Again, Soderbergh has built the movie on an all star cast, McGreggor perhaps is the most surprising, as he has maybe the most screen time besides Carano, and is largely wasted in his scenes, Fassbender is brilliant as ever, but does not have much acting screen time, but does hold his own during a brutal fight scene, as does Tatum who is perhaps the one character who gets the most development throughout the movie. I honestly don’t know why Douglas, Banderas and even Bill Paxton are in this movie, as their parts are not in need of such high calibre actors, with some of them receiving what seems like less than 10 minutes of screen time (Paxton was reportedly cast as a replacement for Dennis Quaid who had to drop out due to scheduling conflicts, but Quaid would have been an equally confusing choice to cast).

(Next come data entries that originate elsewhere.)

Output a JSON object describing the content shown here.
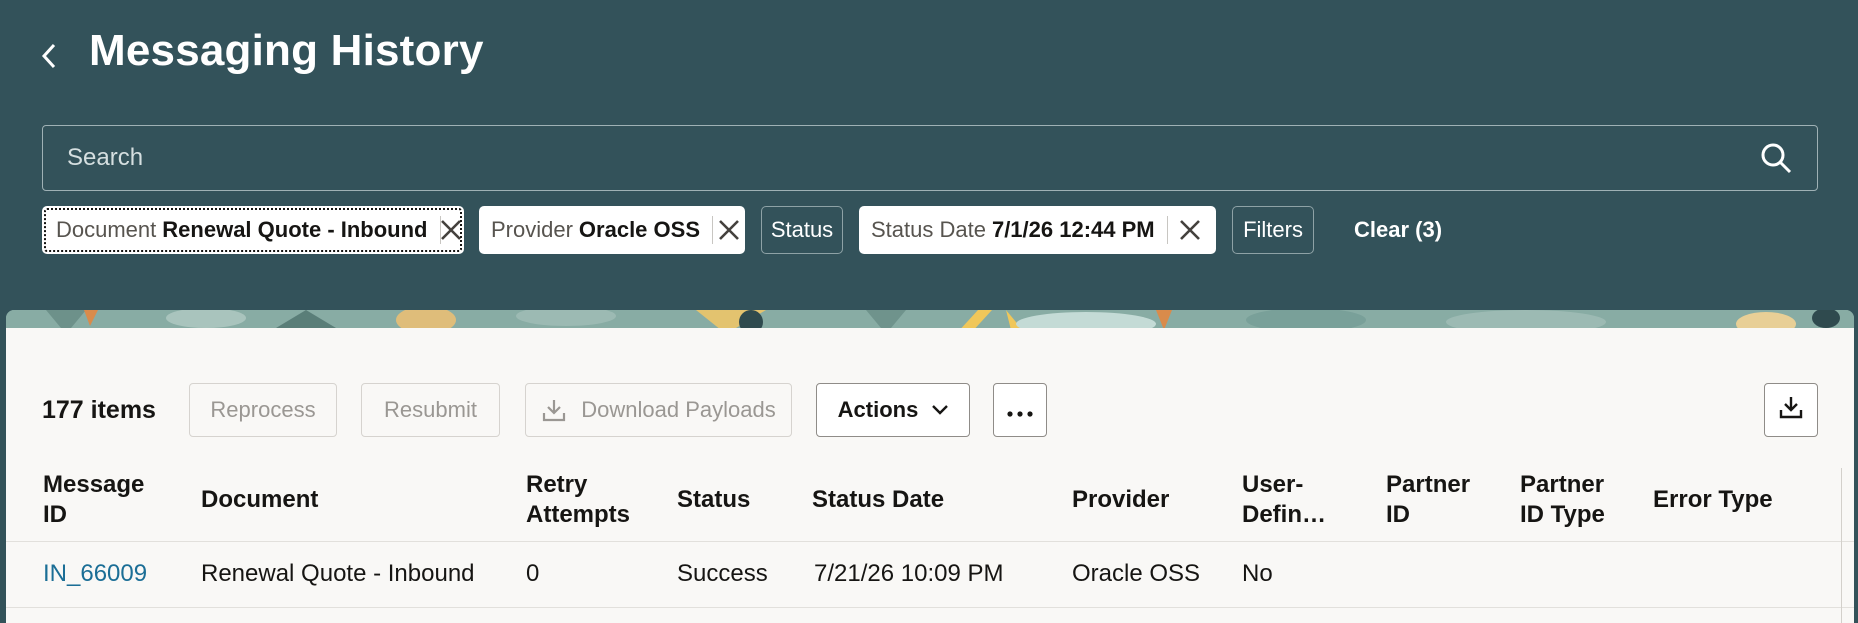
{
  "header": {
    "title": "Messaging History",
    "search": {
      "placeholder": "Search",
      "value": ""
    }
  },
  "filters": {
    "chips": [
      {
        "label": "Document",
        "value": "Renewal Quote - Inbound"
      },
      {
        "label": "Provider",
        "value": "Oracle OSS"
      },
      {
        "label": "Status"
      },
      {
        "label": "Status Date",
        "value": "7/1/26 12:44 PM"
      },
      {
        "label": "Filters"
      }
    ],
    "clear_label": "Clear (3)"
  },
  "toolbar": {
    "count": "177 items",
    "reprocess": "Reprocess",
    "resubmit": "Resubmit",
    "download_payloads": "Download Payloads",
    "actions": "Actions"
  },
  "table": {
    "columns": [
      "Message ID",
      "Document",
      "Retry Attempts",
      "Status",
      "Status Date",
      "Provider",
      "User-Defin…",
      "Partner ID",
      "Partner ID Type",
      "Error Type"
    ],
    "column_lines": [
      [
        "Message",
        "ID"
      ],
      [
        "Document"
      ],
      [
        "Retry",
        "Attempts"
      ],
      [
        "Status"
      ],
      [
        "Status Date"
      ],
      [
        "Provider"
      ],
      [
        "User-",
        "Defin…"
      ],
      [
        "Partner",
        "ID"
      ],
      [
        "Partner",
        "ID Type"
      ],
      [
        "Error Type"
      ]
    ],
    "rows": [
      {
        "message_id": "IN_66009",
        "document": "Renewal Quote - Inbound",
        "retry_attempts": "0",
        "status": "Success",
        "status_date": "7/21/26 10:09 PM",
        "provider": "Oracle OSS",
        "user_defined": "No",
        "partner_id": "",
        "partner_id_type": "",
        "error_type": ""
      }
    ]
  },
  "colors": {
    "header_bg": "#33525a",
    "panel_bg": "#f9f8f6",
    "link": "#1b6e96"
  }
}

Another thing that I have issues with and found to be hugely distracting throughout is the choice of music by David Holmes for the score of the movie. If you’re curious of his style of music, go back and watch any one of the three Ocean’s movies that Soderbergh made, all of which have music scores composed by Holmes that I love and are perfect for those kinds of movies. Unfortunately, he uses the same kind of music to score Haywire, and for me this just did not fit the tone or the sequences throughout, it suits a caper movie more than a spy/action thriller. Something similar to the music used for his last movie Contagion would have been better suited, and less distracting.

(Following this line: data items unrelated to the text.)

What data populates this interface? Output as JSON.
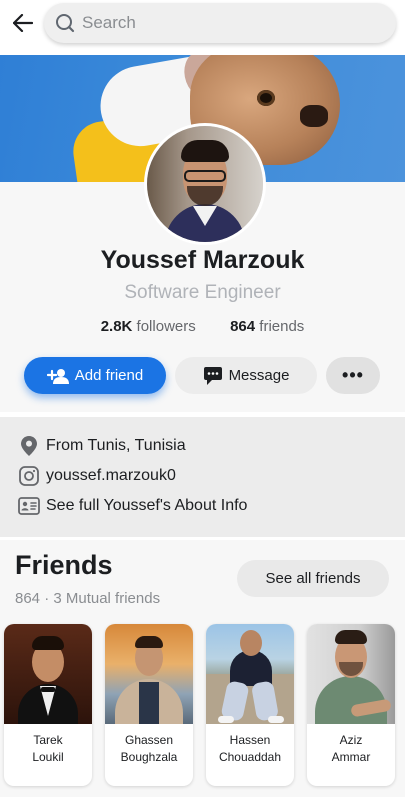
{
  "search": {
    "placeholder": "Search"
  },
  "profile": {
    "name": "Youssef Marzouk",
    "job": "Software Engineer",
    "followers_count": "2.8K",
    "followers_label": "followers",
    "friends_count": "864",
    "friends_label": "friends"
  },
  "actions": {
    "add_friend": "Add friend",
    "message": "Message",
    "more": "•••"
  },
  "about": {
    "location": "From Tunis, Tunisia",
    "instagram": "youssef.marzouk0",
    "about_info": "See full Youssef's About Info"
  },
  "friends": {
    "title": "Friends",
    "subtitle": "864 · 3 Mutual friends",
    "see_all": "See all friends",
    "list": [
      {
        "first": "Tarek",
        "last": "Loukil"
      },
      {
        "first": "Ghassen",
        "last": "Boughzala"
      },
      {
        "first": "Hassen",
        "last": "Chouaddah"
      },
      {
        "first": "Aziz",
        "last": "Ammar"
      }
    ]
  },
  "colors": {
    "accent": "#1b74e4",
    "muted_text": "#b0b3b8"
  },
  "icons": [
    "back-arrow-icon",
    "search-icon",
    "add-person-icon",
    "chat-icon",
    "location-pin-icon",
    "instagram-icon",
    "id-card-icon"
  ]
}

The movie’s story is convoluted as a spy thriller should be, but because of the number of big name stars involved that the viewer is distracted by just how many characters they are meant to be following. If you’re looking for a well written and crafted spy thriller, then you will most likely be entertained by the action and decent direction, but be left wanting for more characterisation. Haywire delivers the action in spades, and Soderbergh cannot be faulted for actually making a more than watchable movie with an MMA fighter in the lead role and for a reported budget of only $25 million, but had it not been for the cast involved, Haywire would have been in the straight to video action section. Not bad for what it is, but nothing like what it wants to be, see it at the cinema if you must, but you’de probably wish you’de waited until it was on DVD to rent.

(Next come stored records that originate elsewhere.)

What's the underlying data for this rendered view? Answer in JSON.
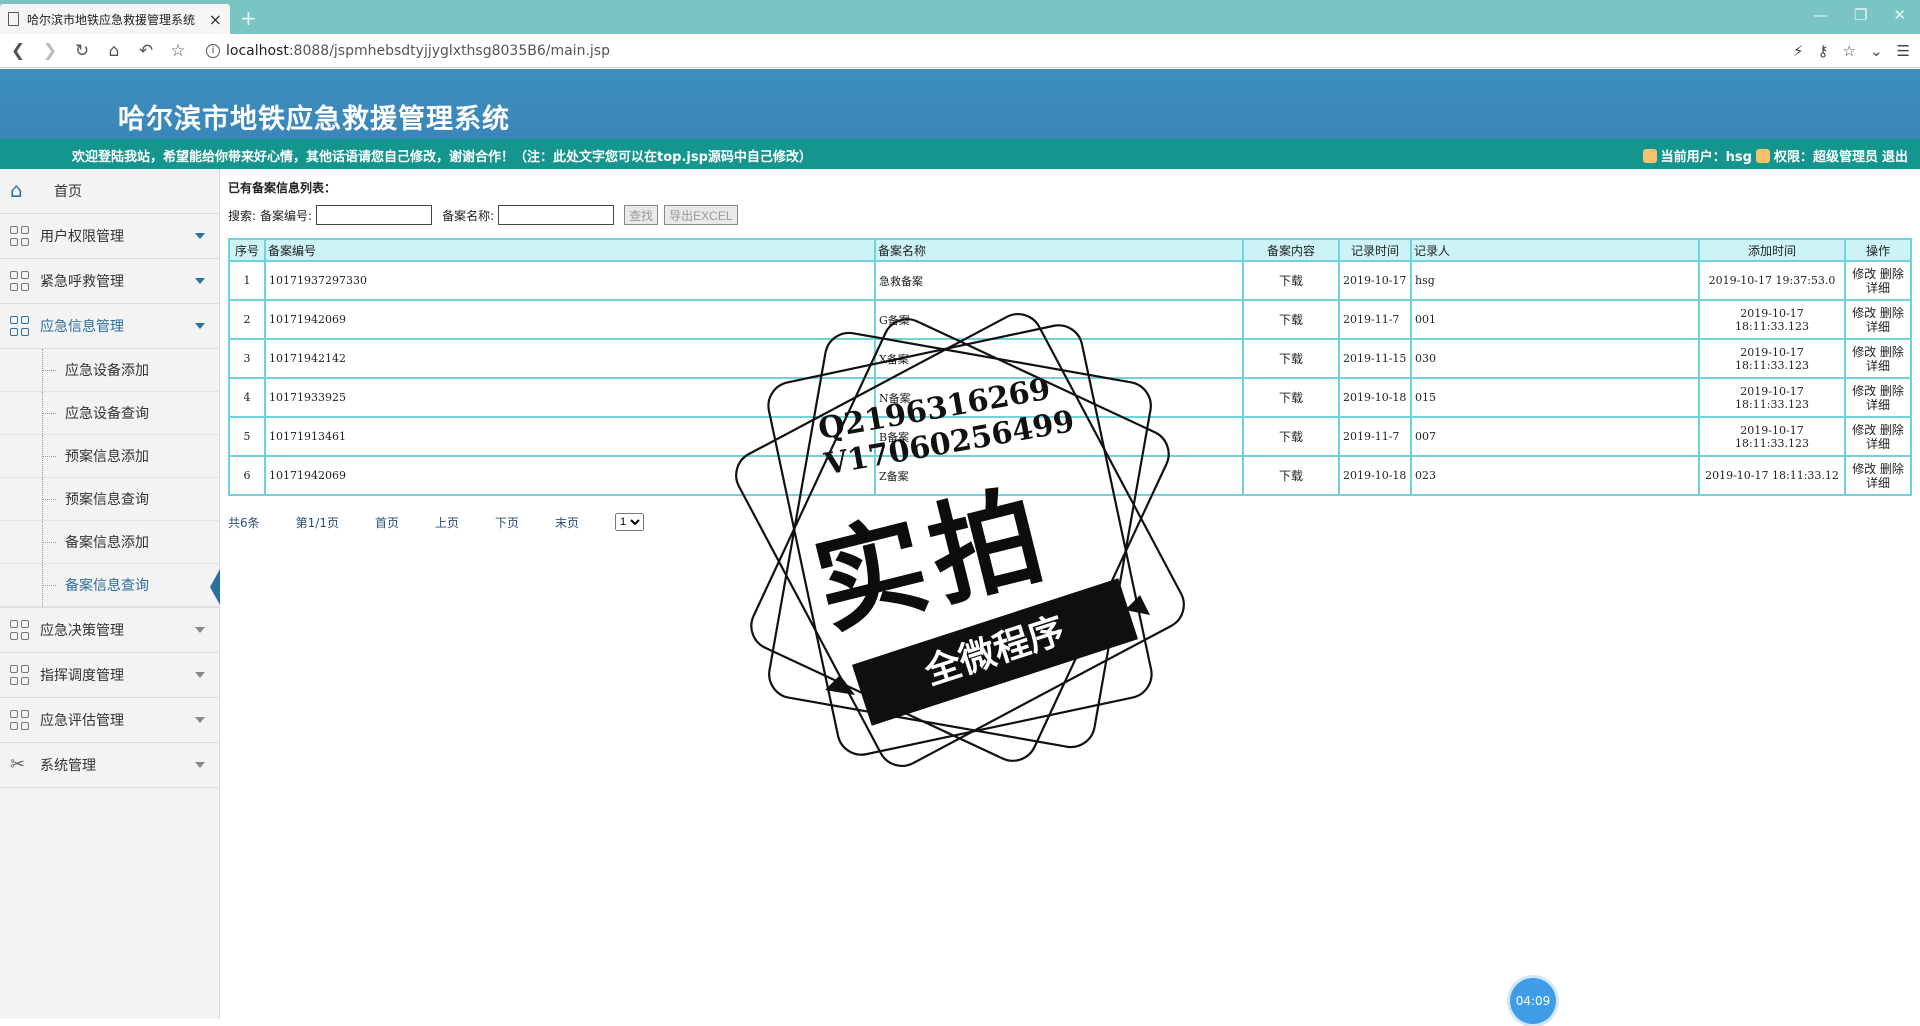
{
  "browser": {
    "tab_title": "哈尔滨市地铁应急救援管理系统",
    "url_host": "localhost",
    "url_path": ":8088/jspmhebsdtyjjyglxthsg8035B6/main.jsp"
  },
  "header": {
    "title": "哈尔滨市地铁应急救援管理系统",
    "welcome": "欢迎登陆我站，希望能给你带来好心情，其他话语请您自己修改，谢谢合作！（注：此处文字您可以在top.jsp源码中自己修改）",
    "user_label": "当前用户：hsg",
    "role_label": "权限：超级管理员",
    "logout": "退出"
  },
  "sidebar": {
    "home": "首页",
    "items": [
      {
        "label": "用户权限管理"
      },
      {
        "label": "紧急呼救管理"
      },
      {
        "label": "应急信息管理"
      },
      {
        "label": "应急决策管理"
      },
      {
        "label": "指挥调度管理"
      },
      {
        "label": "应急评估管理"
      },
      {
        "label": "系统管理"
      }
    ],
    "submenu": [
      "应急设备添加",
      "应急设备查询",
      "预案信息添加",
      "预案信息查询",
      "备案信息添加",
      "备案信息查询"
    ]
  },
  "main": {
    "list_title": "已有备案信息列表：",
    "search_label": "搜索:",
    "field1_label": "备案编号:",
    "field2_label": "备案名称:",
    "search_button": "查找",
    "export_button": "导出EXCEL",
    "columns": [
      "序号",
      "备案编号",
      "备案名称",
      "备案内容",
      "记录时间",
      "记录人",
      "添加时间",
      "操作"
    ],
    "rows": [
      {
        "no": "1",
        "code": "10171937297330",
        "name": "急救备案",
        "content": "下载",
        "date": "2019-10-17",
        "person": "hsg",
        "added": "2019-10-17 19:37:53.0"
      },
      {
        "no": "2",
        "code": "10171942069",
        "name": "G备案",
        "content": "下载",
        "date": "2019-11-7",
        "person": "001",
        "added": "2019-10-17 18:11:33.123"
      },
      {
        "no": "3",
        "code": "10171942142",
        "name": "X备案",
        "content": "下载",
        "date": "2019-11-15",
        "person": "030",
        "added": "2019-10-17 18:11:33.123"
      },
      {
        "no": "4",
        "code": "10171933925",
        "name": "N备案",
        "content": "下载",
        "date": "2019-10-18",
        "person": "015",
        "added": "2019-10-17 18:11:33.123"
      },
      {
        "no": "5",
        "code": "10171913461",
        "name": "B备案",
        "content": "下载",
        "date": "2019-11-7",
        "person": "007",
        "added": "2019-10-17 18:11:33.123"
      },
      {
        "no": "6",
        "code": "10171942069",
        "name": "Z备案",
        "content": "下载",
        "date": "2019-10-18",
        "person": "023",
        "added": "2019-10-17 18:11:33.12"
      }
    ],
    "op_edit": "修改",
    "op_delete": "删除",
    "op_detail": "详细",
    "pager": {
      "total": "共6条",
      "page": "第1/1页",
      "first": "首页",
      "prev": "上页",
      "next": "下页",
      "last": "末页",
      "selected": "1"
    }
  },
  "watermark": {
    "qq": "Q2196316269",
    "v": "V17060256499",
    "big": "实拍",
    "ribbon": "全微程序"
  },
  "timer": "04:09"
}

Posted on January 22, 2012, in Reviews and tagged , , , , , , , , , , , . Bookmark the permalink. 3 Comments.

  1. Your comparison to Contagion is a good one. Both films rely on all star casts. Haywire almost feels as if Steven Soderbergh decided to surround Carano with well known actors to support her lack of acting experience. I liked Bill Paxton in the film. I understand why he took the part, it’s Steven Soderbergh for goodness sakes! Paxton’s emotional connection to his daughter was perceptible even in his short screen time. (It makes me feel old that Paxton is playing the father to someone as mature as Carano. I still think of him as Chet, Wyatt’s older brother in Weird Science. I also loved the score. It elevated the picture and made it seem much more than just another spy thriller (which it basically is anyway…lol) I liked your review though. I agree with most of it.